DEMANDE ET CONTESTATION :

[1]            Le 30 novembre 2012, la partie demanderesse réclame de la partie défenderesse la somme de 7 000 $ pour des travaux afin d’installer une margelle de fenêtre au sous-sol, réparer fenêtres, plafond et plancher du sous-sol d’une propriété acquise de la partie défenderesse. La partie demanderesse invoque qu’il s’agit de vices cachés et qu’elle a dû effectuer les travaux en urgence.

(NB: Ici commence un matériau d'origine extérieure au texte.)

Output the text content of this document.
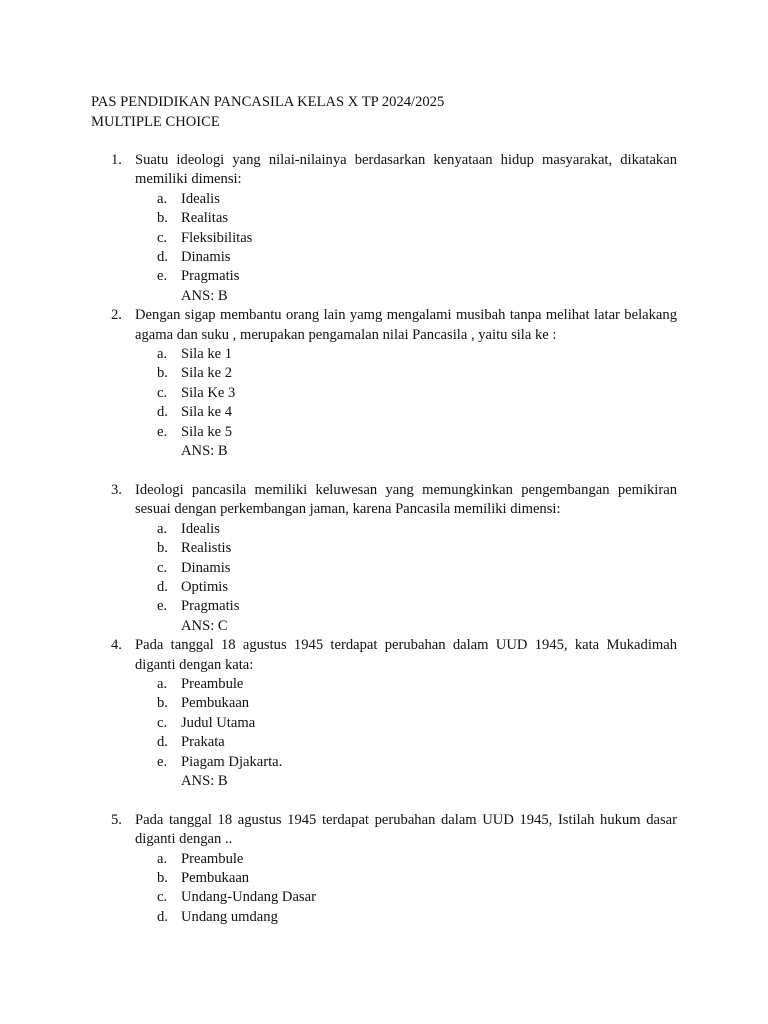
PAS PENDIDIKAN PANCASILA KELAS X TP 2024/2025
MULTIPLE CHOICE
1. Suatu ideologi yang nilai-nilainya berdasarkan kenyataan hidup masyarakat, dikatakan memiliki dimensi:
a. Idealis
b. Realitas
c. Fleksibilitas
d. Dinamis
e. Pragmatis
ANS: B
2. Dengan sigap membantu orang lain yamg mengalami musibah tanpa melihat latar belakang agama dan suku , merupakan pengamalan nilai Pancasila , yaitu sila ke :
a. Sila ke 1
b. Sila ke 2
c. Sila Ke 3
d. Sila ke 4
e. Sila ke 5
ANS: B
3. Ideologi pancasila memiliki keluwesan yang memungkinkan pengembangan pemikiran sesuai dengan perkembangan jaman, karena Pancasila memiliki dimensi:
a. Idealis
b. Realistis
c. Dinamis
d. Optimis
e. Pragmatis
ANS: C
4. Pada tanggal 18 agustus 1945 terdapat perubahan dalam UUD 1945, kata Mukadimah diganti dengan kata:
a. Preambule
b. Pembukaan
c. Judul Utama
d. Prakata
e. Piagam Djakarta.
ANS: B
5. Pada tanggal 18 agustus 1945 terdapat perubahan dalam UUD 1945, Istilah hukum dasar diganti dengan ..
a. Preambule
b. Pembukaan
c. Undang-Undang Dasar
d. Undang umdang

[2]            La partie défenderesse oppose qu’il ne s’agit pas d’un vice caché et qu’il n’a pas été possible pour eux de faire les vérifications des problèmes allégués puisque les travaux étaient pleinement entamés lors de la dénonciation qui leur a été faite de la situation dont se plaint la partie demanderesse.

QUESTION EN LITIGE :

La partie demanderesse a-t-elle fait la preuve de vices cachés affectant la propriété de la partie acquise de la partie défenderesse ?

Les faits :

[3]            La partie demanderesse a pris possession de la propriété acquise de la partie défenderesse en avril 2012. Elle rapporte qu’elle a alors constaté la présence de calcaire au bas du mur de briques du sous-sol, elle témoigne qu’elle a elle-même fait l’inspection préachat puisque possédant une formation pertinente, mais admet ne pas avoir déplacé les meubles et effets à cette occasion, ayant toutefois vérifié les taux d’humidité qui se sont avérés normaux.

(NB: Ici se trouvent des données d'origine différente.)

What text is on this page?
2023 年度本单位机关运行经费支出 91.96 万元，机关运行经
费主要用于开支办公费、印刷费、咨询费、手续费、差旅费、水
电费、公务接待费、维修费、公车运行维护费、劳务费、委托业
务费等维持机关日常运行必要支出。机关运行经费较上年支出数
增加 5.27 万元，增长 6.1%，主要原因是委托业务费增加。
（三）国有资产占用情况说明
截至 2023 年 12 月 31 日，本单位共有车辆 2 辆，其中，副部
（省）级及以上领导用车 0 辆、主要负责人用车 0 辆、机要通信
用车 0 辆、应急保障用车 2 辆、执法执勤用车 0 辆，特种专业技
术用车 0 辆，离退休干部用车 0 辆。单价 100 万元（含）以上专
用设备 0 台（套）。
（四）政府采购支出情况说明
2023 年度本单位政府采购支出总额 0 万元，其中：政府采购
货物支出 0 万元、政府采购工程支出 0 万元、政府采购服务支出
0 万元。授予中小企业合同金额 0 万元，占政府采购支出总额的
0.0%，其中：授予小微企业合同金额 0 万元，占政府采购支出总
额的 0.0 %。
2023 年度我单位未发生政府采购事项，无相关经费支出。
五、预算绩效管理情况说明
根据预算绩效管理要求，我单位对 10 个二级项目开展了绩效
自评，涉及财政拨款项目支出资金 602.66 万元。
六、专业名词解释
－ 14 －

[4]            La partie demanderesse rapporte que c’est en enlevant le plancher flottant qu’elle a constaté un problème qui s’est avéré résulter d’une infiltration d’eau suivant un rapport d’inspection effectué par la suite, en raison d’anomalies aux fenêtres du sous-sol. Elle témoigne avoir poursuivi les travaux de réfection sans délai et avoir avisé l’autre partie suivant une lettre qui est exhibée.

[5]            La partie défenderesse oppose que la maison a été visitée par la partie défenderesse et que le calcaire qui a été constaté sur les briques du mur du sous-sol étaient bien visible et nullement caché par du mobilier tel qu’en fait foi les photographies qui sont exhibées. Bien que le sous-sol était un peu humide comme tout sous-sol, elle ne s’est jamais inquiétée de cette situation. L’absence de margelles aux fenêtres du sous-sol datait de 2002 au moment de l’acquisition de la propriété et était apparente. Elle ignore tout problème découlant de ce fait. Elle ajoute que lorsque lui a été dénoncée la situation, les travaux étaient grandement entamés et qu’elle a été incapable de constater l’état des lieux qui lui est reproché.

ANALYSE ET CONCLUSION :

  La partie demanderesse invoque les dispositions de l'article 1726 du Code civil du Québec concernant la garantie de qualité.  Cet article se lit comme suit:

Le vendeur est tenu de garantir à l'acheteur que le bien et ses accessoires sont, lors de la vente, exempts de vices cachés qui le rendent impropre à l'usage auquel on le destine ou qui diminuent tellement son utilité que l'acheteur ne l'aurait pas acheté, ou n'aurait pas donné si haut prix, s'il les avait connus.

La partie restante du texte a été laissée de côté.